The Columbus Dispatch

Ohio singer’s lyrics weighed down by heavy arrangemen­t

- By Curtis Schieber

Ambiance is an essential part of Ohio-born singersong­writer Jessica Lea Mayfield’s music.

Her breakthrou­gh second album, “Tell Me,” was rich with character and mood, most of it the product of her vocals and the arrangemen­ts.

It evoked the classic 1960s country pop of Nancy Sinatra and Lee Hazlewood.

During Mayfield’s short set Wednesday night in the Rumba Café, though, the thick-as-mud musical atmosphere got the best of her songs.

It didn’t fall far from the sound of last year’s “Sorry Is Gone” album, but it lent a lethargy to the set list that spoke best for just the darkest, most vindictive songs from an album full of pain.

“WTF” — “white trash fighting, obviously,” she translated — was driven by her thickly chorused electric guitar, which produced a reverberat­ing wall so thick that her vocals struggled to poke through.

The spiteful lyrics and the melody of the song were lost. (Upgrades to the club’s acoustics and sound system in recent years pose no obstacle to clear, sharp sound, as evidenced by the mix for the opening band.)

There were songs, especially from the new album, whose storylines and emotional content fared well with the sound, though.
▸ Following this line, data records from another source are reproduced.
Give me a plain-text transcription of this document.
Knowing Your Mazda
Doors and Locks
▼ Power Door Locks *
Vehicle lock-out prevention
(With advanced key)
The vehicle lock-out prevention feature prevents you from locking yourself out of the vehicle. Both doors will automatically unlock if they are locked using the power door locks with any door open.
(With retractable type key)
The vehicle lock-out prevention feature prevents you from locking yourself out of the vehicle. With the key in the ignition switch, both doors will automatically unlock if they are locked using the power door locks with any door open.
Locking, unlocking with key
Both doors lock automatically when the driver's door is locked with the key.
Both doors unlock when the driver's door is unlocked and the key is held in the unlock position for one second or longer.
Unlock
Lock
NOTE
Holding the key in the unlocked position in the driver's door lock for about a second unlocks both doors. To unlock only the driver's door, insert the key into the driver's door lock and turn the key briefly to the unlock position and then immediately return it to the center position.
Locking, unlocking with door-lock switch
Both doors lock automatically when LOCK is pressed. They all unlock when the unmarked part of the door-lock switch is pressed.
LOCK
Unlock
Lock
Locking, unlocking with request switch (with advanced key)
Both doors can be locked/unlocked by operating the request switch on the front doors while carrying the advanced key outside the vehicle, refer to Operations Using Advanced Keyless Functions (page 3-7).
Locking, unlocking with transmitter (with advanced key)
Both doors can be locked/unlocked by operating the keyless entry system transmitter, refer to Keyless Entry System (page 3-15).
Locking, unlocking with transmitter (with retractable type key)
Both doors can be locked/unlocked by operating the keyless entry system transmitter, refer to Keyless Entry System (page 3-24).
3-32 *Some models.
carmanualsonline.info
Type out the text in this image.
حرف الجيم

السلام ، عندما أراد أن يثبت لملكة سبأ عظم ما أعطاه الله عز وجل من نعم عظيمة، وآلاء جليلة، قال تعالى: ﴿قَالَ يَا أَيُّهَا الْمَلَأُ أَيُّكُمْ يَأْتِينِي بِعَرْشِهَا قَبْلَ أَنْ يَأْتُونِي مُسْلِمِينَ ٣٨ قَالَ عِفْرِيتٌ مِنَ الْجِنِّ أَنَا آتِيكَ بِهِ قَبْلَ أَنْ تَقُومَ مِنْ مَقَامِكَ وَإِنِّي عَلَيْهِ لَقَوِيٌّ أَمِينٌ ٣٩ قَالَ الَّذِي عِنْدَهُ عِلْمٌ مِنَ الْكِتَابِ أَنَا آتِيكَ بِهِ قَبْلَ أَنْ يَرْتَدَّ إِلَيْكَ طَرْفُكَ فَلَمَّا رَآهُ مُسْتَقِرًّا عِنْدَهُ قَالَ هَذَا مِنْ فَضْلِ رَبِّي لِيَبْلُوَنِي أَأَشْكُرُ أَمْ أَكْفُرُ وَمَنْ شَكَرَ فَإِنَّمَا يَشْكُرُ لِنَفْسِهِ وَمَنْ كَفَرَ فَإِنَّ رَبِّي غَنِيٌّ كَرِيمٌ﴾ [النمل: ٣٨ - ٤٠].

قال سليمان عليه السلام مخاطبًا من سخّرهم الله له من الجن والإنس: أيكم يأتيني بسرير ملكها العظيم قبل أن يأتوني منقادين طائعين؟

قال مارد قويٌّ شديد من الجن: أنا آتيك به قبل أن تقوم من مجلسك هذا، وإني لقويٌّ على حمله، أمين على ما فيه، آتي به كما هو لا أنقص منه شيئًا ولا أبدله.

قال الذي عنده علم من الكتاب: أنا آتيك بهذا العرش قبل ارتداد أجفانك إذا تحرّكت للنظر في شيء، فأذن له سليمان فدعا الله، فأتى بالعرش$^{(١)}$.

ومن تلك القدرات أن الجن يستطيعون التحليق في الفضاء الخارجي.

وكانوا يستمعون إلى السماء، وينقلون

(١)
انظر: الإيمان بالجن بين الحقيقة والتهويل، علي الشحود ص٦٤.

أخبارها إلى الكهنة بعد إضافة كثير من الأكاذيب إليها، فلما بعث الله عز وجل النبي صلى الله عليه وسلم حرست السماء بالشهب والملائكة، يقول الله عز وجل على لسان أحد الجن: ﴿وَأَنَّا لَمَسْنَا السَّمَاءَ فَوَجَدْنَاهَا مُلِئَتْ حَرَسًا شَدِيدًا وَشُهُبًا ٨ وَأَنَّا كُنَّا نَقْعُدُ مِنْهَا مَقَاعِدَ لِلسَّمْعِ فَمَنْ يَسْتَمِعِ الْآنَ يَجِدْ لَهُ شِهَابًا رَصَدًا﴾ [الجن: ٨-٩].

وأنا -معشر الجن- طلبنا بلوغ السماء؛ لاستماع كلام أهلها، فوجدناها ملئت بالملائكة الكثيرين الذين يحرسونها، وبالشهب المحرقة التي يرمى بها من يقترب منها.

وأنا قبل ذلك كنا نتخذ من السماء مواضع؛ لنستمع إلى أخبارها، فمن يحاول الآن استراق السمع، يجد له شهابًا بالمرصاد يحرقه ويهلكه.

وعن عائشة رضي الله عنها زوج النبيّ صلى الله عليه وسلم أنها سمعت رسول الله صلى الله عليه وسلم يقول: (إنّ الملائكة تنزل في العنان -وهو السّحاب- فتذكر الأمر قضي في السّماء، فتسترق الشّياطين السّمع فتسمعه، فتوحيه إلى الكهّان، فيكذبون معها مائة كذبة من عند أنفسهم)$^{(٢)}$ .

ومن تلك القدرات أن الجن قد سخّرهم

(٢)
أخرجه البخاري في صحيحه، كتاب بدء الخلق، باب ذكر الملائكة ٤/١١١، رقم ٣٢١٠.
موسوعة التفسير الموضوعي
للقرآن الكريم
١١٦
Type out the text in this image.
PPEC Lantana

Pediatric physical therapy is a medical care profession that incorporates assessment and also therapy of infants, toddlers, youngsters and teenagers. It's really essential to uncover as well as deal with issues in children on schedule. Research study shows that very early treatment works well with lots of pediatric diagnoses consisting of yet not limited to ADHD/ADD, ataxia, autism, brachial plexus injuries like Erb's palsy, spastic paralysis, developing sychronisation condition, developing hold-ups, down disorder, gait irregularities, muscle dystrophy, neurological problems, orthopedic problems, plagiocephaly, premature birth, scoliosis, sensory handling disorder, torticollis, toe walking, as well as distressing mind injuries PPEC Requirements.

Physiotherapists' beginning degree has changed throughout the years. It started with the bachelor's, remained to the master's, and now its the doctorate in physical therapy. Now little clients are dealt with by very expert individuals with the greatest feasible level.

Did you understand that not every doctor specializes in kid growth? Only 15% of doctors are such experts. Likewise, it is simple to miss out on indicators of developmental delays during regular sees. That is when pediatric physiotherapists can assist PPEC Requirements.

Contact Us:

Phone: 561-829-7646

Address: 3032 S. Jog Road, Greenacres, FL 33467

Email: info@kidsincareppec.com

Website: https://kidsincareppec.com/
On “Safe 2 Connect 2,” one of several that Mayfield delivered without the rhythm section, the thick, ominous mood reinforced the harrowing evaluation of a dangerous contempora­ry social climate. “Bum Me Out” rose to its vengeful self.

Well into the set, the classic, irrepressi­ble melodies of a few songs showed what might have been in a more widely nuanced performanc­e, in which the compositio­ns carried weight equal to the arrangemen­ts.

The resignatio­n in “Maybe Whatever” rode its fetching melody; “I Wanna Love You” and “Blue Skies Again” both embraced a romanticis­m with their tunes, if from different points of view.

It didn’t help that Mayfield’s stage presence was lugubrious and distracted, especially coming after Mal Blum and the Blums, who opened with a garrulousl­y delivered, energetic set of rock ‘n’ roll.